Collections have been made in Ogooue-Ivindo (left) and Woleu-Ntem (right) provinces

The species has been found growing in small groups in the Guineo-Congolian rainforest. This forest is dominated by the single canopy tree species Gilbertiodendron dewevrei. Not only does this tree provide food in the form of edible seeds for a wide variety of large mammals, it forms mycorrhizal relationships with P. bembae.
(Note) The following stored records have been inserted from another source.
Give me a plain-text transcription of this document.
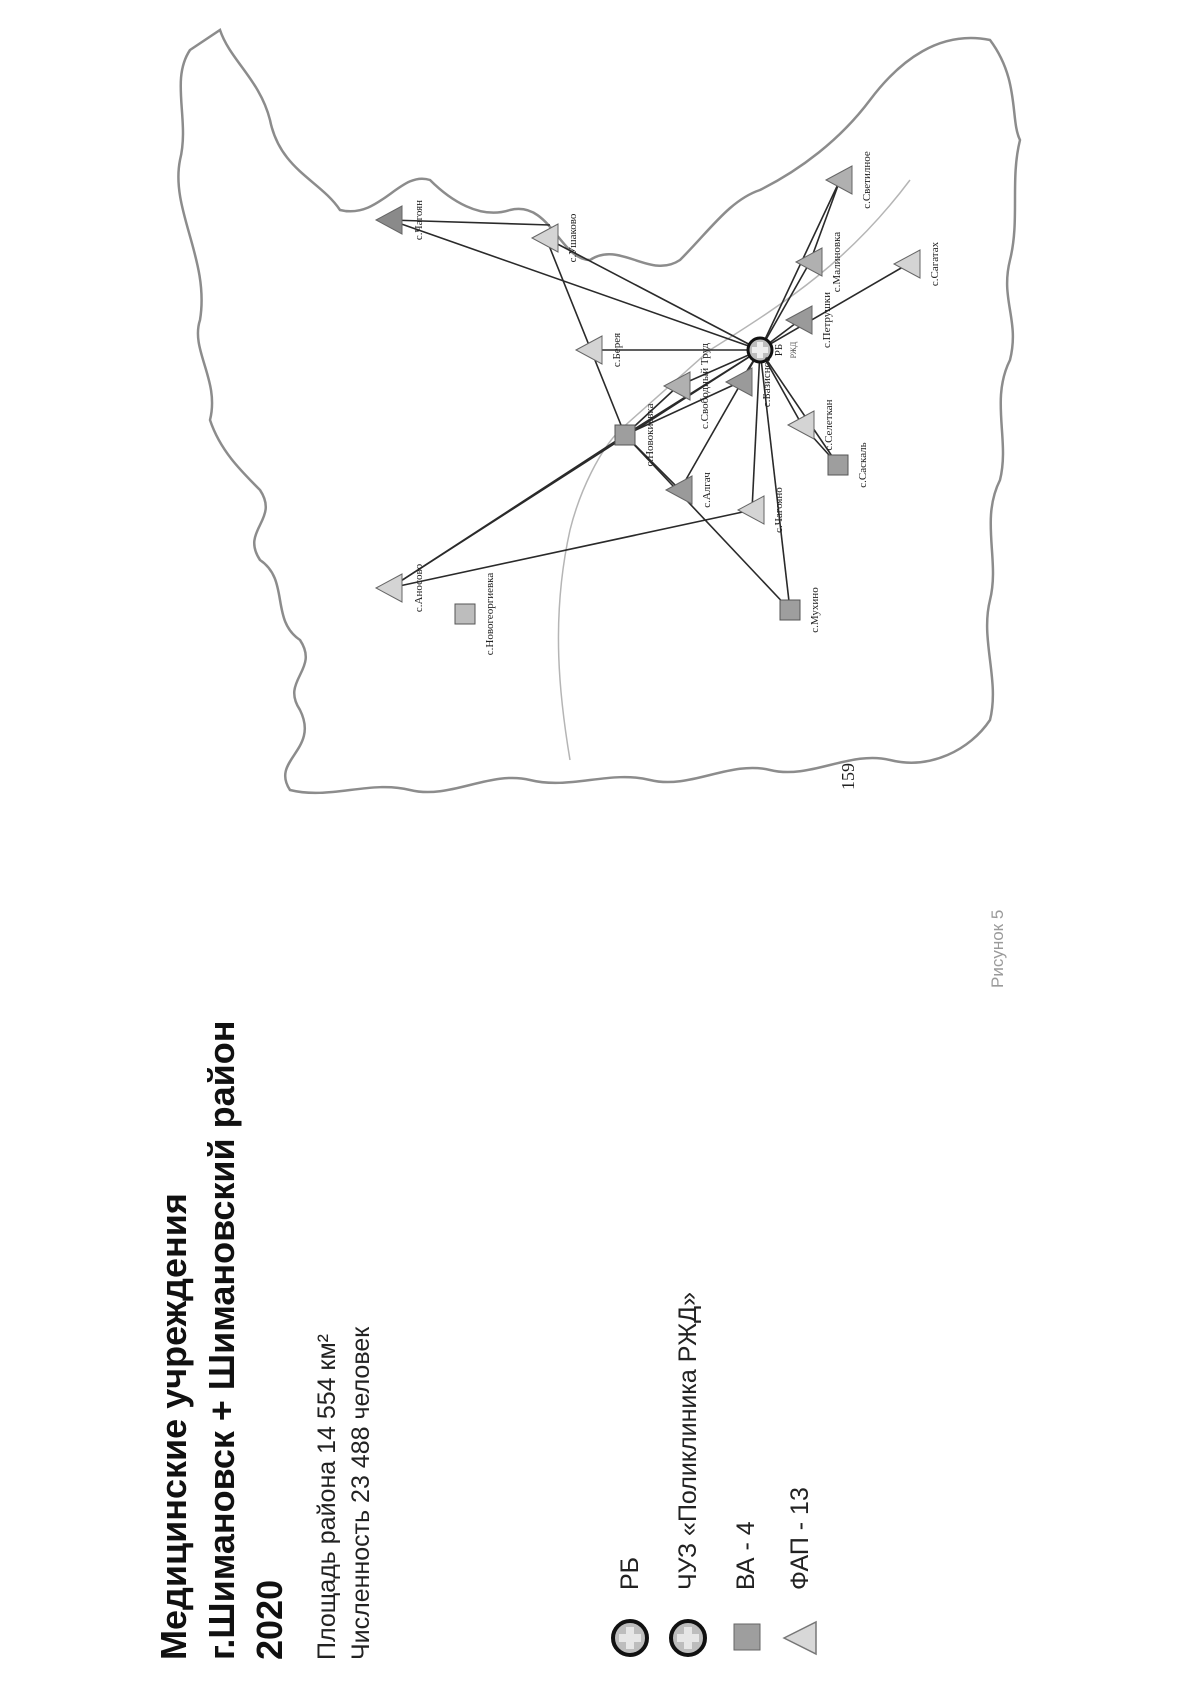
159
Медицинские учреждения г.Шимановск + Шимановский район 2020 Площадь района 14 554 км² Численность 23 488 человек	РБ ЧУЗ «Поликлиника РЖД» ВА - 4 ФАП - 13
Рисунок 5
РБ РЖД
с.Аносово	с.Мухино
с.Чагоян
с.Новогеоргиевка
с.Новокиевка
с.Ушаково
с.Саскаль
с.Алгач
с.Свободный Труд
с.Берея
с.Петрушки
с.Базисное
с.Малиновка
с.Светилное
с.Сагатах
с.Селеткан
с.Чагояно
This is a mutually beneficial relationship where the hyphae of the fungus grow around the roots of the plant, enabling the fungus to receive moisture, protection and nutritive byproducts of the tree, and affording the tree greater access to soil nutrients. The ectomycorrhizal symbiosis is thought to contribute to the success of the dominant species, by allowing it access to nutrients otherwise unavailable. The Congolian forests encompass an ecoregion known for its species richness and endemism, which is spread across four countries: Cameroon, Gabon, Republic of Congo, and the Central African Republic.